Quantité de romans ont été transposés au cinéma et tous les cas sont sur les écrans. Mais il est sans doute une constante dans la réussite : un livre bien trahi fait généraleme­nt un bon film. De François Truffaut à Brian de Palma, petit tour de piste de q

- Éric Libiot

Une fusée plantée dans l’oeil de la Lune. C’est l’image mythique tirée du film de Georges Méliès Le Voyage dans la Lune, réalisé en 1902 et notamment inspiré du roman de Jules Verne, De la Terre à la Lune. L’instant est historique : ce court-métrage signe les premiers pas du septième art dans la science-fiction, le premier carton au box-office du cinéma mondial, le premier piratage par les Américains qui ont piqué la copie du film – les jaloux –, le premier tournage dantesque et… la première trahison manifeste d’adaptation. Et pour cause : difficile de faire tenir les 254 pages du roman de Jules Verne (version poche actuelle) dans les quatorze minutes réalisées par Méliès. Pas très grave, finalement, étant donné que Jules Verne et ses romans, autant que Georges Méliès et ses films sont entrés, et restés, dans l’histoire de l’art. On ne sait pas si Jules Verne s’est agacé de cette trahison, mais il est peu probable que ce fut le cas. D’abord parce que ces énervement­s d’écrivains n’étaient pas (encore) à l’ordre du jour, ensuite parce qu’on imagine Verne heureuseme­nt fasciné par cette nouvelle invention des frères Lumière, lui qui en a déjà décrit le principe trois ans plus tôt, en 1892, dans Le Château des Carpathes.

DE L’IMPOSSIBIL­ITÉ DE RESPECTER L’OEUVRE ORIGINALE

Le cinéma ouvre à peine la porte à la fiction, au romanesque, à l’imaginaire et aux personnage­s que, déjà, il s’inspire de la littératur­e pour se montrer à l’écran. Le mariage entre l’un et l’autre existe (presque) depuis la nuit des temps pour le meilleur et pour le pire et il n’est toujours pas question de divorce. Il n’est d’ailleurs pas besoin de sortir de la cuisse des frères Lumière pour comprendre les raisons de cette union : puisque le cinéma s’est mis très tôt à raconter des histoires et que son succès impliquait de produire à tour de bras et de manivelle, il était plus facile et plus rapide de puiser dans les bibliothèq­ues que de faire plancher des scénariste­s pendant plusieurs semaines. D’autant que le métier de scénariste n’existait pas vraiment au début du cinéma ; c’est Hollywood qui a « théorisé » l’écriture de scénarios, souvent dévolus, c’est amusant, à des romanciers.

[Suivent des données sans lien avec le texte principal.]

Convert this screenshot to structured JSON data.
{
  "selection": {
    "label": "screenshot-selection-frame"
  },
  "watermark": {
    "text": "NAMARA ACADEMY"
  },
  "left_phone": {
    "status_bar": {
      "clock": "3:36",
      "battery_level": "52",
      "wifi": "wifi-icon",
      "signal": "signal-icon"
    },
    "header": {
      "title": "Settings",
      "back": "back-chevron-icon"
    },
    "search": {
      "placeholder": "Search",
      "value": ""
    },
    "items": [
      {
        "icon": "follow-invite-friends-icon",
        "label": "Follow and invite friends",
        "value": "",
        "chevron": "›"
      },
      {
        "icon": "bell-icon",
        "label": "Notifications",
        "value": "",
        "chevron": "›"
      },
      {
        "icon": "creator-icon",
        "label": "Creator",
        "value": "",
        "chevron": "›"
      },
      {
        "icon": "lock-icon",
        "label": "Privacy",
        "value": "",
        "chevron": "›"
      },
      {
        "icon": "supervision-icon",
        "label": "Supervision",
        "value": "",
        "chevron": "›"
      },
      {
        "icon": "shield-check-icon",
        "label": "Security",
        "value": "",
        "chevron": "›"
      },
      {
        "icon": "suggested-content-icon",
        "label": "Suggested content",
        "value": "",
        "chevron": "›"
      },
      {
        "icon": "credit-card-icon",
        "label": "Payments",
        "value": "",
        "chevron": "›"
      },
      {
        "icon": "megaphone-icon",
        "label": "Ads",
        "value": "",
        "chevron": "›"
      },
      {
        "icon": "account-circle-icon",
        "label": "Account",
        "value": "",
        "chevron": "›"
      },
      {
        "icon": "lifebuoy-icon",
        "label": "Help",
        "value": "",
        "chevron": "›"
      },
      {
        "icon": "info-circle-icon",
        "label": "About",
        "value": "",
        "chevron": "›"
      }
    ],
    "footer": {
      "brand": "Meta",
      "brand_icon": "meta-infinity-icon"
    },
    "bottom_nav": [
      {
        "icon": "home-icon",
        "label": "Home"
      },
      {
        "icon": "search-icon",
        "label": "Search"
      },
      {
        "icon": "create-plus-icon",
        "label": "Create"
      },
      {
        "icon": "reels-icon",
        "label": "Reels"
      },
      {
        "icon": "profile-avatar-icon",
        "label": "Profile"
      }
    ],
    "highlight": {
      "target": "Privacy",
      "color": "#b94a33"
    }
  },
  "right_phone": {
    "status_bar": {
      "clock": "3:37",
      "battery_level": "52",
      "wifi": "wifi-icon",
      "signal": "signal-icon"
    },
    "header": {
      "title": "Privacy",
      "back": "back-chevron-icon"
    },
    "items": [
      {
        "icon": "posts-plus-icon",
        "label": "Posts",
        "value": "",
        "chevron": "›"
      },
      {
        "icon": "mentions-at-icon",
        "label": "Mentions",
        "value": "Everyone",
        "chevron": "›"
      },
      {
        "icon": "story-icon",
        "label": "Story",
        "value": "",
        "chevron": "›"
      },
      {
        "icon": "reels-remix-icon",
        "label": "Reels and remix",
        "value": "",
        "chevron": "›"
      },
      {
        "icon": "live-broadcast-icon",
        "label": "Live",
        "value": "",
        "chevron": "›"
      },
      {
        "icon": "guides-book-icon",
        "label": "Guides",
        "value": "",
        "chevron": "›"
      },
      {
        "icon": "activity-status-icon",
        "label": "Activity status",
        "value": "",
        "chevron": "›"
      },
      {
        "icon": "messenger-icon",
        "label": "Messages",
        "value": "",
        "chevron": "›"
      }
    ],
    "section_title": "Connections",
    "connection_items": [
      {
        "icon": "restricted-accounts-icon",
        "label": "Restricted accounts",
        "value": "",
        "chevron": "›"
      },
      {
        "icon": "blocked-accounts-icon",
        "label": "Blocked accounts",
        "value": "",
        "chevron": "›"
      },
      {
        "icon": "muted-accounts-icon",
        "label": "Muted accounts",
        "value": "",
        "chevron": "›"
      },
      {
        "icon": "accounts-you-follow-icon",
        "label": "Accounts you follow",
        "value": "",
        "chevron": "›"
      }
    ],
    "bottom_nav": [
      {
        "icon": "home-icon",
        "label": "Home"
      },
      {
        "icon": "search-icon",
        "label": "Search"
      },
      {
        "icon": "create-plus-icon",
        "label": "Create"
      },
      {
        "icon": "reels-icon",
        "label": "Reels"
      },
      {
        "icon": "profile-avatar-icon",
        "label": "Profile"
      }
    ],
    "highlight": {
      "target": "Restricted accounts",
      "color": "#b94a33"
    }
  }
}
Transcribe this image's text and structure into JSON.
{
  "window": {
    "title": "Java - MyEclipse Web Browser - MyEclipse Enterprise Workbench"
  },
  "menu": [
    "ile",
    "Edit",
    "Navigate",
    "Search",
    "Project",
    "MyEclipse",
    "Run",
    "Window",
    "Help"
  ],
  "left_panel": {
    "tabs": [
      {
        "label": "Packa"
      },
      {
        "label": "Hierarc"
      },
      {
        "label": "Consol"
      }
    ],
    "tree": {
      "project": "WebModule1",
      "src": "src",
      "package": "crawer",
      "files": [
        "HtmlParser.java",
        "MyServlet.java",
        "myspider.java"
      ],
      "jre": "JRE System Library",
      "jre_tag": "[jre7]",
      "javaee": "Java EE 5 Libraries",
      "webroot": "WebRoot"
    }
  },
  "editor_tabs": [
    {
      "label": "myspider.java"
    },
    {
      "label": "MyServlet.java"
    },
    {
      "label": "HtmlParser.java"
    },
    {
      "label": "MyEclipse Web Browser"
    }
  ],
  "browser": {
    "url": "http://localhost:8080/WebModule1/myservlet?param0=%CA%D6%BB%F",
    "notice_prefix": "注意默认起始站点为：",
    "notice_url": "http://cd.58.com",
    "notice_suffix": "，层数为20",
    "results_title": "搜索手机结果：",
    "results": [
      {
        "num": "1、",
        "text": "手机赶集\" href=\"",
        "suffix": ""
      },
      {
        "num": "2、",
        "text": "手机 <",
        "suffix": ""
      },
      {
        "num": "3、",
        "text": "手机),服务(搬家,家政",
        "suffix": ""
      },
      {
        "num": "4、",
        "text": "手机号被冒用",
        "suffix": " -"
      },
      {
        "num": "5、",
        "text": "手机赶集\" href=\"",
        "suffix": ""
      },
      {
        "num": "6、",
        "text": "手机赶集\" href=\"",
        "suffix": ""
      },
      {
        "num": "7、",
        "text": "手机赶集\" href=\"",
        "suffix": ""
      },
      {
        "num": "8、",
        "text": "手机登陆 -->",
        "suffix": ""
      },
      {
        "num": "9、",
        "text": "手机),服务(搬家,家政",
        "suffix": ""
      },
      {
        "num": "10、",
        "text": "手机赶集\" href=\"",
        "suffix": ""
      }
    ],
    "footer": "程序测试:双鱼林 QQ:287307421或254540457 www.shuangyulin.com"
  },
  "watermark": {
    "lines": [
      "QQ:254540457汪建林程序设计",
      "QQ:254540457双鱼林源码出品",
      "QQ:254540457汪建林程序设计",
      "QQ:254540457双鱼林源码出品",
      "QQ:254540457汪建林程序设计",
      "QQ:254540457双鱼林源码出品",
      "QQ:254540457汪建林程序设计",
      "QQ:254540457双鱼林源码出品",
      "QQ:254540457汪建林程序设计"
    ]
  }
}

Il faudrait plus d’un numéro de Lire Magazine littéraire pour simplement lister les romans adaptés au cinéma et moins d’un quart de page pour conclure que chaque film trahit effectivem­ent le livre dont il est issu : les acteurs et actrices imposent leur visage à l’écran quand les lecteurs imaginent le physique des personnage­s ; les décors et la météo sont précis au cinéma alors qu’ils ne sont souvent qu’une toile

de fond entre les lignes des bouquins ; enfin, et surtout, les voix intérieure­s des héroïnes, des chevaliers, des amoureux ou des tueuses sont évidemment transformé­es en actions (gestes et comporteme­nts). Bref, un film est toujours infidèle au livre et… le mariage tient toujours.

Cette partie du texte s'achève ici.